У самого лица протопал башмак террориста. Щека ощутила вибрацию пола, а ноздри уловили зловонье потной ноги. Мнимой была надежда на мнимость. Реальной была адская, им самим сконструированная реальность.
Эта реальность была грандиозна. Соизмерима с моментом происхождения жизни. С переходом от растений к животным. С выходом рыб на сушу. С исчезновением динозавров. С возникновением из приматов человека. Жизнь, видоизменяясь, достигла пограничной черты, за которой начинался качественно новый период. Перекодирование мира, о котором говорил Потрошков, завершало то человечество, к которому принадлежала Илиада, Евангелие, открытие Колумбом Америки, победа над фашизмом, выход Гагарина в космос. Все это оставалось в прошлом. На смену устаревшему, архаическому человечеству являлось новое, порывающее с категорией «человечности». Задуманное избиение было направлено в матку «человечности», где соединялись мать и дитя, человеческий род и любовь, познание и благо, вера и богооткровение. Готовое совершиться имело целью разорвать пуповину, связывающую человека с Христом. Оторвать человека от категорий добра и ввергнуть в новое, без Христа, бытие, основы которого уже созданы в секретной лаборатории Потрошкова. Этот отказ от «человечности», разрыв пуповины, предполагавший кровавый ужас, совершался в присутствии Стрижайло, благодаря его деяниям, почти что его руками.
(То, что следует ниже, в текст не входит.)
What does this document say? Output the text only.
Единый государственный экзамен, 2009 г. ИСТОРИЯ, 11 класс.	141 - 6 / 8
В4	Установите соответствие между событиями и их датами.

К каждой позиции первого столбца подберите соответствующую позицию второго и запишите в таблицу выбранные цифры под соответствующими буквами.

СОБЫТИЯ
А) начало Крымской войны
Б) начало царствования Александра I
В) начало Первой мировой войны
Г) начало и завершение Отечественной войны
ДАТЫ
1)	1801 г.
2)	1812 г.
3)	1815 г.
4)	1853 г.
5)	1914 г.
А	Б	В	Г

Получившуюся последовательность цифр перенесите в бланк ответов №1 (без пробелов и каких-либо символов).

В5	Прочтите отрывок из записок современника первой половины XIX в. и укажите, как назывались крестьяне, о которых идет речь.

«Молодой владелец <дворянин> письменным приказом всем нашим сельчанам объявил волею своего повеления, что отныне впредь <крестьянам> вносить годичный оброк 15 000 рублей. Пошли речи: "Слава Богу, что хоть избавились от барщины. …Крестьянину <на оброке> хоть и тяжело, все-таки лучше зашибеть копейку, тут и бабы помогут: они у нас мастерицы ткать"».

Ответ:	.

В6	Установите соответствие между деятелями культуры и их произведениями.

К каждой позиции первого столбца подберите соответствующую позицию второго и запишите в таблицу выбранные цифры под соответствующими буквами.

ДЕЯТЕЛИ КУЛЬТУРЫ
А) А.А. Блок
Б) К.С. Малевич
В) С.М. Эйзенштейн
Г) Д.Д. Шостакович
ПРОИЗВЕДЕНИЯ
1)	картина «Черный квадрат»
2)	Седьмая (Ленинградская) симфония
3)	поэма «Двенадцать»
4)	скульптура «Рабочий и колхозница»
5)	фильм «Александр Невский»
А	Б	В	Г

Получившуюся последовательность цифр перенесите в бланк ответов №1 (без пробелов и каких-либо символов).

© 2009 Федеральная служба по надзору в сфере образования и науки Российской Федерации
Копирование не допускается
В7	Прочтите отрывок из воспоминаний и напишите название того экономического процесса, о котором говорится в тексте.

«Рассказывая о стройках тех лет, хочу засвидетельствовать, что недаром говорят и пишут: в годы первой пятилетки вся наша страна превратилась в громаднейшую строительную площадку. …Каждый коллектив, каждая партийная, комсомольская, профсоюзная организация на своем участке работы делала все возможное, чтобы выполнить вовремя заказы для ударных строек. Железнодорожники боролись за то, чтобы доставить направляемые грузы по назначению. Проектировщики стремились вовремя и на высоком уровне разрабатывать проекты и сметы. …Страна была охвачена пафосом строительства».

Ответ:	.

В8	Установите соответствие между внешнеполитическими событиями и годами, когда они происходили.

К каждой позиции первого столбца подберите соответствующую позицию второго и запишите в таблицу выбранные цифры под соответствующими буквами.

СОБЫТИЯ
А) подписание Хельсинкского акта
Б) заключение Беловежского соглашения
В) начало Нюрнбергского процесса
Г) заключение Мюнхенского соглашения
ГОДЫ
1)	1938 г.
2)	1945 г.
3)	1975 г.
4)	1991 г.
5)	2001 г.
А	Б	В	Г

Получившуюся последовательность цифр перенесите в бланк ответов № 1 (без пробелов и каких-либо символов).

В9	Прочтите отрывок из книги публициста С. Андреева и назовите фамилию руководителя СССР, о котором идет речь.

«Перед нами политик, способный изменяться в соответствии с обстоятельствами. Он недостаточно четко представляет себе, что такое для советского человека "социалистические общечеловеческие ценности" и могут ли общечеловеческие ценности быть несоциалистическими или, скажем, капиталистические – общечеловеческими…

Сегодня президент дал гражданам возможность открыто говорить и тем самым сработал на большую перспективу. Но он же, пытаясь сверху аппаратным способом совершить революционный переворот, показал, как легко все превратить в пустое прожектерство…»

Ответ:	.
Эта мысль была непосильна, как непосильна мысль о бесконечности Вселенной. Однако она повлекла за собой иную, вдохновенную. Смысл его появления здесь – в том, чтобы не дать совершиться перекодированию. Среди предстоящего ужаса и пролития крови не утратить «человечности». Защитить в себе Христа. Не Христос в своем безграничном могуществе защитит его от безумного мира. А он защитит Христа, поместив в свое сердце в момент, когда кругом будет литься кровь, и жестокие воины станут искать среди изрезанных трупов святого младенца. Не найдут в глубине его любящего верного сердца.